How Does Passivation Work?

How Does Passivation Work?

The most important property of stainless steel is its resistance to rust and corrosion, which gave the steel its name. That property comes from a chemical process called passivation, which happens naturally as a result of the alloy’s composition.

Stainless steel includes a relatively large amount of chromium. When the chromium gets exposed to the air, it reacts with oxygen to create a thin layer of chromium oxide, which reacts with very few chemicals that are found in nature.

Since the chromium oxide forms a solid layer, any iron that it covers will be protected from the environment. That prevents it from reacting with oxygen to create rust, or with any other chemicals that can cause it to degrade.

Treatments

In most cases, this happens naturally. However, there are some treatments that can accelerate the process. Removing scale and other contamination from the production process is the most important treatment, since those contaminants can cover the chromium and prevent passivation from occurring at all.
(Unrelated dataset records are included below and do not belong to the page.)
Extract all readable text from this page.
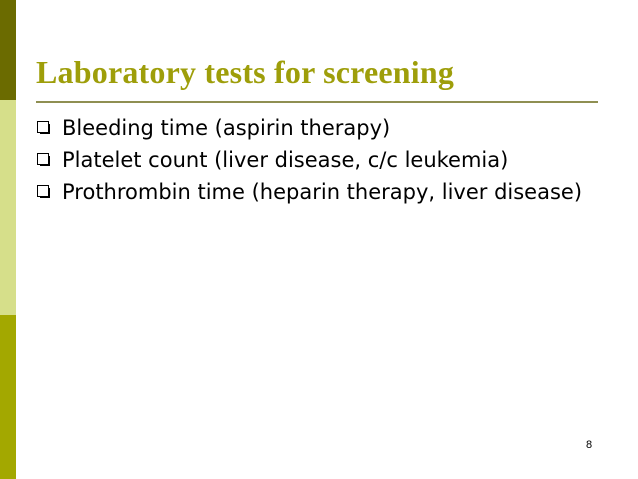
Laboratory tests for screening
Bleeding time (aspirin therapy)
Platelet count (liver disease, c/c leukemia)
Prothrombin time (heparin therapy, liver disease)
8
Many manufacturers follow that with an acid treatment. Some use nitric acid, which was the most popular choice for most of the metal’s history, but most modern producers use citric acid instead.

Citric acid is safer for the workers to handle, does not introduce new contaminants into the steel or the environment, and does not cause any damage to the steel, which makes it the superior choice in most cases.

The acid treatment works by reacting with any free iron atoms that are in the top layer of the steel. Those atoms are exposed to the air, so they rust rather than undergoing passivation.

That both damages the metal and prevents complete passivation, so their removal can greatly improve the steel. The acid removes them, but leaves the chromium in place, which leads to a complete outer layer that can undergo proper passivation.

What Are The Benefits?

The layer of chromium oxide protects the vulnerable iron from the environment. While the simply realities of chemistry do mean that the protection is imperfect, it does prevent corrosion in the vast majority of cases.

That allows steel to be used in a variety of applications that would otherwise be impossible due to the risk of corrosion.

How Is It Maintained?

It is important to remember that passivation is a physical process. It’s possible to remove chromium oxide from the steel, usually through abrasion. If that removal exposes more chromium to the air and the environment can support passivation, the layer will naturally repair itself over time.

If it exposes iron to the air, then the steel can begin to rust. That means that stainless steel should be treated to reapply the passivation if it is being exposed to abrasive elements or anything else that could remove the chromium oxide.

In most cases, treating the steel with acid again will solve the problems. It will remove exposed iron, expose chromium, and allow a new layer to form. In some cases, the steel will need to be cleaned to expose the metal before the treatment can take place.

Treating steel that is currently in use can be challenging, so the details of the process will vary significantly depending on the needs of the steel and the practical realities of the situation.